I set to work with a vengeance and within six months I had entered all the notes into the computer using the Sibelius Version 2.1 notation software. After a mid-winter break I started to correct my efforts and as of today (13 May 2003) I have completed the Overture and Act 1. With a tape recording and a copy of the printed vocal score to help, I have been able to form a good impression of this work. In my opinion it is without doubt a masterpiece. It has a first-rate libretto, based on the play by Thomas Hardy, The Famous Tragedy of the Queen of Cornwall, which first appeared in November 1923 and which is Hardy`s only stageable play. The quality of the music is of the highest: the themes are distinctive and memorable, which, in an opera which makes full use of reminiscence themes, is a distinct advantage. The orchestral writing is superb, with much counterpoint and highly individual writing for the instruments. There are many moments of sheer beauty, my favourite being Iseult`s aria in Act 1, I dream that the dearest I ever knew Had died; close in favour to that is her other Act 1 aria, Could he but live for me A day. These are beautiful songs. The plot is a re-working of the Tristan and Isolde legend, told with great economy of means. Parts of the libretto are rather archaic, but in many ways this gives them an added attraction.

If anything I do leads to a concert performance or to a staged production of this opera, then I shall feel great pride in the work I have done. It strikes me as absurd that so much tedious music is pumped out daily on the radio and yet further innumerable recordings are continually made of thoroughly well-known pieces when such a great work is lying on a shelf, unperformed and unrecorded. And we need operas like this to counter the old myth that English opera lay dormant between Purcell and Peter Grimes.

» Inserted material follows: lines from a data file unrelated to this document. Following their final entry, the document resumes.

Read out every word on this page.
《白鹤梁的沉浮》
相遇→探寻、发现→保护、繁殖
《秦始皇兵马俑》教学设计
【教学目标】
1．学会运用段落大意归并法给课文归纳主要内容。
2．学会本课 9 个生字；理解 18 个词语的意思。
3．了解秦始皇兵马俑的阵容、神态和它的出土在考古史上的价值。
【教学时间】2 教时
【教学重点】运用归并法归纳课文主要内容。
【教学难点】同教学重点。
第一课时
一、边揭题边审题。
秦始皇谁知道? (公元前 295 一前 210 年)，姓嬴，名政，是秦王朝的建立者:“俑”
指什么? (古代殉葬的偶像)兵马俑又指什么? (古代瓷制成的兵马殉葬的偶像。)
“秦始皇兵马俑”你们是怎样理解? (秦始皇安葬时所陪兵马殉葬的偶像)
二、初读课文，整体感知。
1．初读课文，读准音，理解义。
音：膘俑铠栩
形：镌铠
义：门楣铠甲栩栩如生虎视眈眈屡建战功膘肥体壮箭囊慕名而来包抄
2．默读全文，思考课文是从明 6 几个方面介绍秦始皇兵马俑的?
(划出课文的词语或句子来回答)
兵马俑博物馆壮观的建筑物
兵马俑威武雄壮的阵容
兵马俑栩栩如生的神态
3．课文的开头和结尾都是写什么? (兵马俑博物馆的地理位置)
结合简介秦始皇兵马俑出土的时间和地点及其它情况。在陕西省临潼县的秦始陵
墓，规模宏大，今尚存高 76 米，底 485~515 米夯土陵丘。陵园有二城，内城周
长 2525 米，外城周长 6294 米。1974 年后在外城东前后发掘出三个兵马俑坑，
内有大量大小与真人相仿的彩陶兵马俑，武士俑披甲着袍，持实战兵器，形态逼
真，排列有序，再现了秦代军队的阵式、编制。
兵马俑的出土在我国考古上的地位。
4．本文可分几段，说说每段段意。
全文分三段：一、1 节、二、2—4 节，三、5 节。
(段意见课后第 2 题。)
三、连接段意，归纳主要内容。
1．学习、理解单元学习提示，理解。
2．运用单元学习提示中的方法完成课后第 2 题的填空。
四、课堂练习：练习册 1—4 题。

In the intervening months I have grown to know more and more of Rutland Boughton`s music: the opera, The Immortal Hour (Hyperion CDD22040), which still holds the world record for the greatest number of consecutive performances of any serious opera; the choral drama, Bethlehem (Hyperion CDA66690); the Flute Concerto, Concerto for String Orchestra, Three Folk Dances and Aylesbury Games (Hyperion CDA67185) and the Oboe Quartet No. 1, the String Quartet in F major From the Welsh Hills, String Quartet in A major On Greek Folk Songs and Three Songs without Words for oboe quartet (Hyperion CDA66936). There are many fine works here and al these recordings are to be highly recommended. Hyperion Records Limited have done us proud by producing all these pieces and our gratitude is due also to The Rutland Boughton Music Trust for sponsoring these recordings.